I get extra bonus points for knowing when a relationship is so shitty you have to walk away to protect yourself rather than stay because that's more sociatally normal, I'm glad I have been able to teach them that. To have had a very real if painful opportunity to show them that kind of strength.
Intuitive parenting? - many people think that good parenting should be intuitive, and I notice myself really worrying that this has been taken away from me by my own poor parents examples. However if I really think about this it would seem that this is cannot be the case. When you actually have to learn things you didn't understand - you really understand their intricacies - rather than making thoughtless assumptions.
For instance: I actually properly know what boundaries are - how to set and how to apply rules to them. I don't do it intuitively - so when people trespass on or past them I know they are doing it, and how to respond effectively. I'm not guessing, or wasting time with trial and error...I have learned this type of stuff, the hard way. It has cost me in all sorts of ways but it has made me a better example and mentor for my children.

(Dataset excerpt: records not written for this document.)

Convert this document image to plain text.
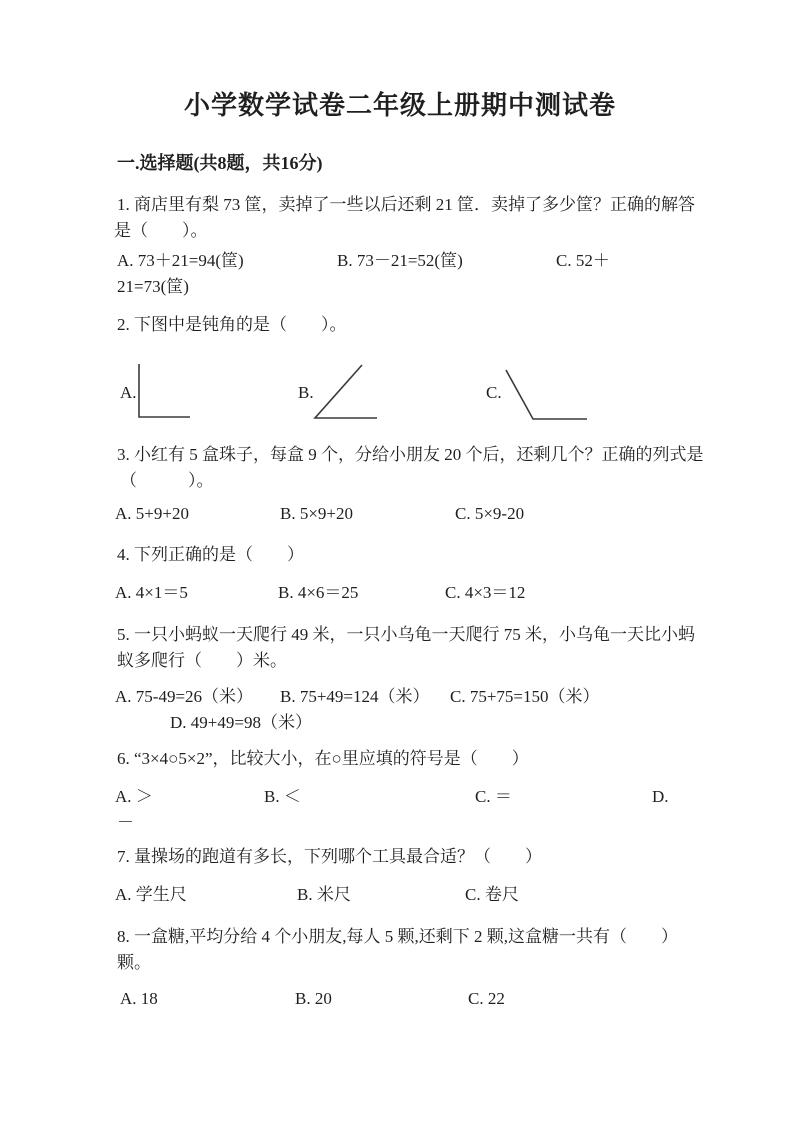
小学数学试卷二年级上册期中测试卷
一.选择题(共8题，共16分)
1. 商店里有梨 73 筐，卖掉了一些以后还剩 21 筐．卖掉了多少筐？正确的解答
是（　　）。
A. 73＋21=94(筐)	B. 73－21=52(筐)	C. 52＋
21=73(筐)
2. 下图中是钝角的是（　　）。
A.	B.	C.
3. 小红有 5 盒珠子，每盒 9 个，分给小朋友 20 个后，还剩几个？正确的列式是
（　　　）。
A. 5+9+20	B. 5×9+20	C. 5×9-20
4. 下列正确的是（　　）
A. 4×1＝5	B. 4×6＝25	C. 4×3＝12
5. 一只小蚂蚁一天爬行 49 米，一只小乌龟一天爬行 75 米，小乌龟一天比小蚂
蚁多爬行（　　）米。
A. 75-49=26（米） B. 75+49=124（米） C. 75+75=150（米）
D. 49+49=98（米）
6. “3×4○5×2”，比较大小，在○里应填的符号是（　　）
A. ＞	B. ＜	C. ＝	D.
－
7. 量操场的跑道有多长，下列哪个工具最合适？（　　）
A. 学生尺	B. 米尺	C. 卷尺
8. 一盒糖,平均分给 4 个小朋友,每人 5 颗,还剩下 2 颗,这盒糖一共有（　　）
颗。
A. 18	B. 20	C. 22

Kintsugi is an ancient art of pottery repair, when a bowl was broken rather that throwing it away it is mended with molten gold - kintsugi bowls are often more valuable - and considered more beautiful than the unbroken bowl ever was.
I think that is the kind of parents children of narcissists can be. Sure it is possible to just look at the cracks and see flaws, but why not sometimes change perspective and look at just how awesome we are? Being broken might be the thing that eventually makes us better, not worse.